2. The stereotype Christian is someone who is totally ignorant of God’s plan as a member of the Royal Family of God.
3. The stereotype Christian is someone who has no understanding of God’s plan and therefore substitutes what he assumes or feels must be God’s plan for his life.
4. The stereotype Christian generally concludes that the goal of the Christian life and spirituality is living morally.
COL 2:20 If you have died with Christ to the elementary principles of the world, why, as if you were living in the world, do you submit yourself to decrees, such as,
COL 2:21 “Do not handle, do not taste, do not touch!”
COL 2:22 (which all refer to things destined to perish with the using) -- in accordance with the commandments and teachings of men?
COL 2:23 These are matters which have, to be sure, the appearance of wisdom in self-made religion and self-abasement and severe treatment of the body, but are of no value against fleshly indulgence.
5. The stereotype Christian assumes that the key to the Christian life is a sweet personality.
Sweetness of personality and morality of life are his superficial concepts of what it means to be a Christian.
6. The stereotype Christian attends church at least once a week.
7. The stereotype Christian classifies anyone who is relaxed and enjoys life, especially when being pressured, as being worldly or carnal.
GAL 2:4 - “Spy out our liberty which we have in Christ Jesus, in order to bring us into bondage.”
8. The stereotype Christian regards the mature believer as a fanatic or cultist because he has never heard certain things or certain doctrines or because they have heard them before but they don’t live in them.

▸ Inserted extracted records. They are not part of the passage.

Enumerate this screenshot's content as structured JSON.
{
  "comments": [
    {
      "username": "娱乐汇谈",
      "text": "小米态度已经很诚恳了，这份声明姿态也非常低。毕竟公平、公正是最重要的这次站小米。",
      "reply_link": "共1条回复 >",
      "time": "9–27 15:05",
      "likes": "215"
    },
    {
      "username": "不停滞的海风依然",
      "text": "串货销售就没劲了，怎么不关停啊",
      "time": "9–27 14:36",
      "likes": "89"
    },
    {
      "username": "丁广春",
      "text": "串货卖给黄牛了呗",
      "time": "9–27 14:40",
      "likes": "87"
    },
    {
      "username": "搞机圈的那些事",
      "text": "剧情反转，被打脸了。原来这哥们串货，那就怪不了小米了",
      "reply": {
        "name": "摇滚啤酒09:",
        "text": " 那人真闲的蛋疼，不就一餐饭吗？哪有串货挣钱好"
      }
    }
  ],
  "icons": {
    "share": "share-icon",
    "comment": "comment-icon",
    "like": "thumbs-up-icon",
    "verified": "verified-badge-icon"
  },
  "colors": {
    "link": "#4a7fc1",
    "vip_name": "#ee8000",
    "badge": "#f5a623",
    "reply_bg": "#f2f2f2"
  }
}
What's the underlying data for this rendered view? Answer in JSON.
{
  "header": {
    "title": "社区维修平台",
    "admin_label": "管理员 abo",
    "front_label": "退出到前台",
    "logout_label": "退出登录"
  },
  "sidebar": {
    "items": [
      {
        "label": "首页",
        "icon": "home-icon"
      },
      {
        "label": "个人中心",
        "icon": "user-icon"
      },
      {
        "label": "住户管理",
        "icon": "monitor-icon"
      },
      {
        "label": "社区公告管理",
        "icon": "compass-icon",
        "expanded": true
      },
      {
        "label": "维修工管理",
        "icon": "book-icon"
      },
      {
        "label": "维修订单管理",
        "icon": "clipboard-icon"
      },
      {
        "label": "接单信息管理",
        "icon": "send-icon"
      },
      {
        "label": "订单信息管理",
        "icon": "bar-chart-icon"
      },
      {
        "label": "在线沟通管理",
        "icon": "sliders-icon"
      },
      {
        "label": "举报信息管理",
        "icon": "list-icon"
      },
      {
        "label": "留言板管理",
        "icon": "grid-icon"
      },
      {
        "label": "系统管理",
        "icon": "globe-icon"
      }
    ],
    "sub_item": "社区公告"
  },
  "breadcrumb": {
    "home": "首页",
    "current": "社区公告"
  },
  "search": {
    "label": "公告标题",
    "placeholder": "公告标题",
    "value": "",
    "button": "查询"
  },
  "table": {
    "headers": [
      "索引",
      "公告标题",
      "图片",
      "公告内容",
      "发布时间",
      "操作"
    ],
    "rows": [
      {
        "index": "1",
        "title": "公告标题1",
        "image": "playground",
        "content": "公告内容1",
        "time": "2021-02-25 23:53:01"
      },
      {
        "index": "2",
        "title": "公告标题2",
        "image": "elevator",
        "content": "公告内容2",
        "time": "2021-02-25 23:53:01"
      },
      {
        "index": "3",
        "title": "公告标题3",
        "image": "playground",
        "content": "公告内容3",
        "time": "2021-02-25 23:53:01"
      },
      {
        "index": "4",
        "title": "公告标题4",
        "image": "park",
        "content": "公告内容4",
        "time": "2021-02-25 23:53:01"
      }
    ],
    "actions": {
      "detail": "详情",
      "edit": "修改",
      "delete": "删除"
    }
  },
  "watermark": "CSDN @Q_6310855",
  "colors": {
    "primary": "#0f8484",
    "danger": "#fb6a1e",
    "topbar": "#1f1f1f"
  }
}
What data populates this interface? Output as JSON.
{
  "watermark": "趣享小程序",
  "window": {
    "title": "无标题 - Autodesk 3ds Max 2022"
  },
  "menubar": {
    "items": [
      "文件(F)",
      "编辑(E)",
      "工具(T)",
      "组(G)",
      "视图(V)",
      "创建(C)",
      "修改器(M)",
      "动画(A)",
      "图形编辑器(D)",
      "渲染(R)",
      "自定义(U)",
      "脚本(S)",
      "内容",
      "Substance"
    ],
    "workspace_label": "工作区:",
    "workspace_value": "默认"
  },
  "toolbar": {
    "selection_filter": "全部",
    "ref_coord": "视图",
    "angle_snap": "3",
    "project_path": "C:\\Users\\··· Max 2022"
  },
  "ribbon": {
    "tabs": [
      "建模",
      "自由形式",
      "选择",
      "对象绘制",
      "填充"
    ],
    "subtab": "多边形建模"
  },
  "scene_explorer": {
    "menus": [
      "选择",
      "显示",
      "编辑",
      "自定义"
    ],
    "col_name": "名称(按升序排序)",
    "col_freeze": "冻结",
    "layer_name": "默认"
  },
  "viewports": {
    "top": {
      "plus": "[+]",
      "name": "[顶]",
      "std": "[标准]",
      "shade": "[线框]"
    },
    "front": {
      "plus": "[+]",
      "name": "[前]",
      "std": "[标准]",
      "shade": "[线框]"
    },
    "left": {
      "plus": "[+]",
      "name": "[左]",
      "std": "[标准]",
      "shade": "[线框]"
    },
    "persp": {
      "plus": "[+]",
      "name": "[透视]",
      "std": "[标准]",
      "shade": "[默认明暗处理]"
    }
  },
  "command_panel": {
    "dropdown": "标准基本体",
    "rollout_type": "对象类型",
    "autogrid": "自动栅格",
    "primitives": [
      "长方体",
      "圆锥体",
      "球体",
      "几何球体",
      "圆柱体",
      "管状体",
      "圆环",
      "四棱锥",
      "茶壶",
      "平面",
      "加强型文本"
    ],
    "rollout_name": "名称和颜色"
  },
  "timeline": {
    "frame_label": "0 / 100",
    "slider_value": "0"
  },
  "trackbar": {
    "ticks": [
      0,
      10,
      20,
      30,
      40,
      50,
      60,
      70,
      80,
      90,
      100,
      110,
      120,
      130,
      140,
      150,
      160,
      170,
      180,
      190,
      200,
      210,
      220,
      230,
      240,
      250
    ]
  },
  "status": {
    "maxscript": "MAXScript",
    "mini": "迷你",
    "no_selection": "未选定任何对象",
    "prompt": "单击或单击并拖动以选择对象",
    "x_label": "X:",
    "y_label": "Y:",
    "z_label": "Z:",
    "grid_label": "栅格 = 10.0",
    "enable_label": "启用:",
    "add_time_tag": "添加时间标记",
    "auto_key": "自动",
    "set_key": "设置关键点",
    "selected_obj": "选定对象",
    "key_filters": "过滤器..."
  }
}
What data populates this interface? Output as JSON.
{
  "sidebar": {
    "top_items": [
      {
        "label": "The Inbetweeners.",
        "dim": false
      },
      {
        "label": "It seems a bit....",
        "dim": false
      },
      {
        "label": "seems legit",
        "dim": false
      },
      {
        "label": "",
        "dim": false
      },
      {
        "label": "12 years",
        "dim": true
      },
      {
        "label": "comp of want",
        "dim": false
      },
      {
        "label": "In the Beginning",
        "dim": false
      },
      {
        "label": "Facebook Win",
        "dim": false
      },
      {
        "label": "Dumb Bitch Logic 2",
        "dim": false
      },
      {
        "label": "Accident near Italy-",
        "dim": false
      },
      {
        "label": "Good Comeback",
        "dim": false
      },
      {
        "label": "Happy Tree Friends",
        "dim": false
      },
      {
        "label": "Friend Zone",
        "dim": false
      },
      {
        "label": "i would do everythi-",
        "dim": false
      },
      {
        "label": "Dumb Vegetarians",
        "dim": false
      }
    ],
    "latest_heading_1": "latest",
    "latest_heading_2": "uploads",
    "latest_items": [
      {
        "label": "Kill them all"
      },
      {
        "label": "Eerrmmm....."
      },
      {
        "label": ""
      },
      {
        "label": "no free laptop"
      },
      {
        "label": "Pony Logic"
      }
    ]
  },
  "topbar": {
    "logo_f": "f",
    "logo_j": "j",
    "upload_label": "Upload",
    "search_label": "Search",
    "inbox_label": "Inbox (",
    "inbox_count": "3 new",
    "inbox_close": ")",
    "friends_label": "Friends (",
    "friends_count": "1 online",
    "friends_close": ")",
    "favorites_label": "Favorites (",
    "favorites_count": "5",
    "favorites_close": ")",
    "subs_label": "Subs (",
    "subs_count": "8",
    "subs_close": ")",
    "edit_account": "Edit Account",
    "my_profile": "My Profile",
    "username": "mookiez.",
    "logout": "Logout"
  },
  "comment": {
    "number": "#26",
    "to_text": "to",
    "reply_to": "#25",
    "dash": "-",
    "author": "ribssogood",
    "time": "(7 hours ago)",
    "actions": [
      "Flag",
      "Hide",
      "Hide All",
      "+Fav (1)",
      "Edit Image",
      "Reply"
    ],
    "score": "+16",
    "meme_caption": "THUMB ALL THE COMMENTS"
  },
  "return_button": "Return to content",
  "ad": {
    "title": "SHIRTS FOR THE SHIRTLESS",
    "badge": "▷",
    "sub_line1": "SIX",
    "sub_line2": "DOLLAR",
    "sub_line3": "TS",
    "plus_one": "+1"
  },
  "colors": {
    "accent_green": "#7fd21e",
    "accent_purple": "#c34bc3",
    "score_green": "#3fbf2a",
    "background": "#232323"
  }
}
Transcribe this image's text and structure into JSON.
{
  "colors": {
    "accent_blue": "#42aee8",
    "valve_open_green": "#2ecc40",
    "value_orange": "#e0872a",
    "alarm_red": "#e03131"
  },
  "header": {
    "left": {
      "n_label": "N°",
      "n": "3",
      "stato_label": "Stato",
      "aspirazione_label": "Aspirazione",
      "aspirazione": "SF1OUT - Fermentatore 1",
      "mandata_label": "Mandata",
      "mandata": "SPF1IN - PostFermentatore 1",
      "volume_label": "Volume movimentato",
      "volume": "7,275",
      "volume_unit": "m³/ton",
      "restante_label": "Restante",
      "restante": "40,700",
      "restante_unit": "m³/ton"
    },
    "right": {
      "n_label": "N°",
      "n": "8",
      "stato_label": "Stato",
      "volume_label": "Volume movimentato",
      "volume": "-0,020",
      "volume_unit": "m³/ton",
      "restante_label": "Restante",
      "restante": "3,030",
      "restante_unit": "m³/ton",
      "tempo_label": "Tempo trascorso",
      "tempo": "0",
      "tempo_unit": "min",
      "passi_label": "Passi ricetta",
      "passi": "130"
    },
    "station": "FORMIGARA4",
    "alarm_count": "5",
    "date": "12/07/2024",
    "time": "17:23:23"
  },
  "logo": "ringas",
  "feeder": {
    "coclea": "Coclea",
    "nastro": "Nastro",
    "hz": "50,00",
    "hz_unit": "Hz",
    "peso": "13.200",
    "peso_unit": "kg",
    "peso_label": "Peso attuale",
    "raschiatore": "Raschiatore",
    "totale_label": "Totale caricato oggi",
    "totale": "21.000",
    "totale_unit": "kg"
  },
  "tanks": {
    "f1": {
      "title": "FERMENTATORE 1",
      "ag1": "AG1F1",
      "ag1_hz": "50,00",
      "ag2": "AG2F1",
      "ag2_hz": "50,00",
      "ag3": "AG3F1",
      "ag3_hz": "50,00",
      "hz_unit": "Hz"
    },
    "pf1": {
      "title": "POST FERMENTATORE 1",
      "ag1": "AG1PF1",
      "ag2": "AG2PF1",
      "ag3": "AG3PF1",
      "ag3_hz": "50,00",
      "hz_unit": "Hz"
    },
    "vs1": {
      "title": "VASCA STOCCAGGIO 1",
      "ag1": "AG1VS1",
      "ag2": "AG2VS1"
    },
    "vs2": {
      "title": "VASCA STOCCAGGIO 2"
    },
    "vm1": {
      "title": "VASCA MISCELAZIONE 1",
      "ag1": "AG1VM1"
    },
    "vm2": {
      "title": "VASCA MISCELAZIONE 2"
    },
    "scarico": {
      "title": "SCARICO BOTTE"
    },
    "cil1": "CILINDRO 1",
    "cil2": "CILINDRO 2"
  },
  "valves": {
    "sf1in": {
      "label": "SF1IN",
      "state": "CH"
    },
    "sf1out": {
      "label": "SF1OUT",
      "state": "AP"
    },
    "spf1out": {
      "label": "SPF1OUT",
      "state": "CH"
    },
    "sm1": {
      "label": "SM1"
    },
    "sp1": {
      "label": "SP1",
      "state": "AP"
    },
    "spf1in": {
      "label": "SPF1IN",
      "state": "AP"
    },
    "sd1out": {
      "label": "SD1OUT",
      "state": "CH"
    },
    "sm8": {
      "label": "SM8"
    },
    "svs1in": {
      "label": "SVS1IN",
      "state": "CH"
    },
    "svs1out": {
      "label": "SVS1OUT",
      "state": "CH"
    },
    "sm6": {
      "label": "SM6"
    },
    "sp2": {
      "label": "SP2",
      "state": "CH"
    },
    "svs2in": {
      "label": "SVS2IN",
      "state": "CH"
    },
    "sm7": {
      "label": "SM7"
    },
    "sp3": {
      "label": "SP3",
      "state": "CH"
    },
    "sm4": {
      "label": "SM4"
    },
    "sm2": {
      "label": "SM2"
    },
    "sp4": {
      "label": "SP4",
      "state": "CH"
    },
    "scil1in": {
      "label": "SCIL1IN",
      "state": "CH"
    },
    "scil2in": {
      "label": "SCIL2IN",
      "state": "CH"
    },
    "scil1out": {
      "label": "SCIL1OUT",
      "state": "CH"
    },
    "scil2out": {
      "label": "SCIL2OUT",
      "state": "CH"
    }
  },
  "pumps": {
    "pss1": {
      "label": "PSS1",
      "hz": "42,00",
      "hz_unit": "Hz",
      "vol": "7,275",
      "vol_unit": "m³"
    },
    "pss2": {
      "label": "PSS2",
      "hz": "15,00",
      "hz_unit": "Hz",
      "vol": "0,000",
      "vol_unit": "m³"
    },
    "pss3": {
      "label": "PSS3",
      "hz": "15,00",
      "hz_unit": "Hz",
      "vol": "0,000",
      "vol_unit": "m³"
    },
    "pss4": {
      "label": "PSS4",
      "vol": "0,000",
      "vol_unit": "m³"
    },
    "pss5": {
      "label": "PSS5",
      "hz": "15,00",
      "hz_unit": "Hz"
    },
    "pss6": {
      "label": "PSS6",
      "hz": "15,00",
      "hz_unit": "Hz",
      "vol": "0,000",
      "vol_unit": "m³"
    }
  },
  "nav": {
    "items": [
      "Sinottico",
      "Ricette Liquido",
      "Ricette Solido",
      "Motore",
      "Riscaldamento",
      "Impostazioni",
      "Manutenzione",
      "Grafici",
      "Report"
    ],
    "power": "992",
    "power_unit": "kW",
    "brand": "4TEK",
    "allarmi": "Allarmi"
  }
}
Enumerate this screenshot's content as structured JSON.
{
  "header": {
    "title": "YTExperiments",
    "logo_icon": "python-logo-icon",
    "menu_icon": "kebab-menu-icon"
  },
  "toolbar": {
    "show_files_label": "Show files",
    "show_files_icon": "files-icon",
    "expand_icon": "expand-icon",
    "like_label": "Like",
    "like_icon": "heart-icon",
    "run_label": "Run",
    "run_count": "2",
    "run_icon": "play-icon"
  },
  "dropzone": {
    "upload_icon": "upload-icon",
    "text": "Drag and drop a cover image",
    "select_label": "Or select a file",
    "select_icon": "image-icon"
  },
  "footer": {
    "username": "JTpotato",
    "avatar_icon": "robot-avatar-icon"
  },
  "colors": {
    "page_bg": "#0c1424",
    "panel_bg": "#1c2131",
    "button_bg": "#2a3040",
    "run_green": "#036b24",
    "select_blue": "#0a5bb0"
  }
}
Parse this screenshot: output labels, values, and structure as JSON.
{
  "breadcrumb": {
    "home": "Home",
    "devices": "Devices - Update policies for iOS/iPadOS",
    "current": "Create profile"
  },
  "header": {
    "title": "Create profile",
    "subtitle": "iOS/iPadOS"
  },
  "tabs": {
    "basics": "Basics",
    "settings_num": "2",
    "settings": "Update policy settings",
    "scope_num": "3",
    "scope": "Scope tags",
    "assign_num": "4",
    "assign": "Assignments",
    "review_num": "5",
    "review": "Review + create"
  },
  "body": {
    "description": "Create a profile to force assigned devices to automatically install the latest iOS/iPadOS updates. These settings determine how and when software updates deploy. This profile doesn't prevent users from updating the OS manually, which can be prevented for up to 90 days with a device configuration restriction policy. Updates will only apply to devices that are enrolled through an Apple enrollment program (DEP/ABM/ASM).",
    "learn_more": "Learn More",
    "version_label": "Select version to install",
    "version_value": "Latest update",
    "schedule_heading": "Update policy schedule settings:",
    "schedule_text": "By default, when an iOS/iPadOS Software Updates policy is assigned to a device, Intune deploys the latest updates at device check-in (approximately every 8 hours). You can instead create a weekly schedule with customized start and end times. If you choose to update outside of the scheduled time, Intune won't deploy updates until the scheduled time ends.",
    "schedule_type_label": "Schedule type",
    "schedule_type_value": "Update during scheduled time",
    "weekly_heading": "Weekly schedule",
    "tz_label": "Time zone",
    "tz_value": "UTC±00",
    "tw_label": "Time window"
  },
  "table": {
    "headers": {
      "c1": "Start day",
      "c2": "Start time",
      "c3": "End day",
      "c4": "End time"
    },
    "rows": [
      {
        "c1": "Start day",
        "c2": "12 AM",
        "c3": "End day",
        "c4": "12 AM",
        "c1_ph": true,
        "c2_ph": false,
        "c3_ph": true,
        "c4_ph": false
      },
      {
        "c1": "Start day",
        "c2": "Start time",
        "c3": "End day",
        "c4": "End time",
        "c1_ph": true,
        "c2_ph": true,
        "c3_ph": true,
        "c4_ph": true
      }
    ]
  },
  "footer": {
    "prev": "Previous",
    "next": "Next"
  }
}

When phrases do not fit into their traditional vocabulary they become suspicious.
Maybe certain teachings do not follow the teachings of their favorite pastor or radio or television celebrity so they attack the teachings.
9. The stereotype Christian respects the pastor who doesn’t have the time to study because he’s too busy hustling around the church.
10. The stereotype Christian is always striving to be sweet but behind that facade of sweetness lies his real face of hypocrisy.
11. The average stereotype Christian is a critic and whatever he doesn’t like or agree with, they consider to be wrong.
12. The stereotype Christian is not usually interested in the sermon except for its length; he wants it to be short.
13. The stereotype Christian likes a convenient pastor, one who counsels when he needs attention and one who doesn’t offer the challenge of truth.
GAL 4:16 Have I therefore become your enemy by telling you the truth?
14. The stereotype Christian can be easily conned.
15. The stereotype Christian therefore, being ignorant of God’s plan, is proud, legalistic, self-righteous, and a dropper of spiritual words and phrases.
16. The result of the stereotype Christian is a total failure in time, and at the Bema seat judgment he is going to shrink away in embarrassment.
1JO 2:28-29 “And now my children, keep abiding in Him, that if He should appear, we may have confidence and not shrink away from Him in shame in His presence [judgment seat of Christ]. If you know that He is righteous, then know also that everyone who practices righteousness [living in the righteousness of God under the filling of the Spirit] has been born from Him.”
17. The stereotype Christian develops mental blocks toward doctrinal teaching, 1TI 4:1, and the results are an arrogant subjective believer.
Resistance of doctrinal teaching, laziness of mentality sets in and produces spiritual slothfulness.
1CO 10:12 Therefore, let him who thinks he stands [arrogant legalist, assuming morality is the Christian way of life] take heed lest he fall [perpetuation of suffering for adversity under law of volitional responsibility].
18. The stereotype Christian can counterfeit an outward righteousness through change of behavior pattern, but he cannot counterfeit an inner change of character and integrity.
19. The stereotype Christian loves to use cliché’s or stereotype holy language, calling the Lord Thee or Thou, calling people brother, and always saying “Praise the Lord!”
20. The stereotype Christian uses facial expressions which stand for sincerity, such as the intense or serious look.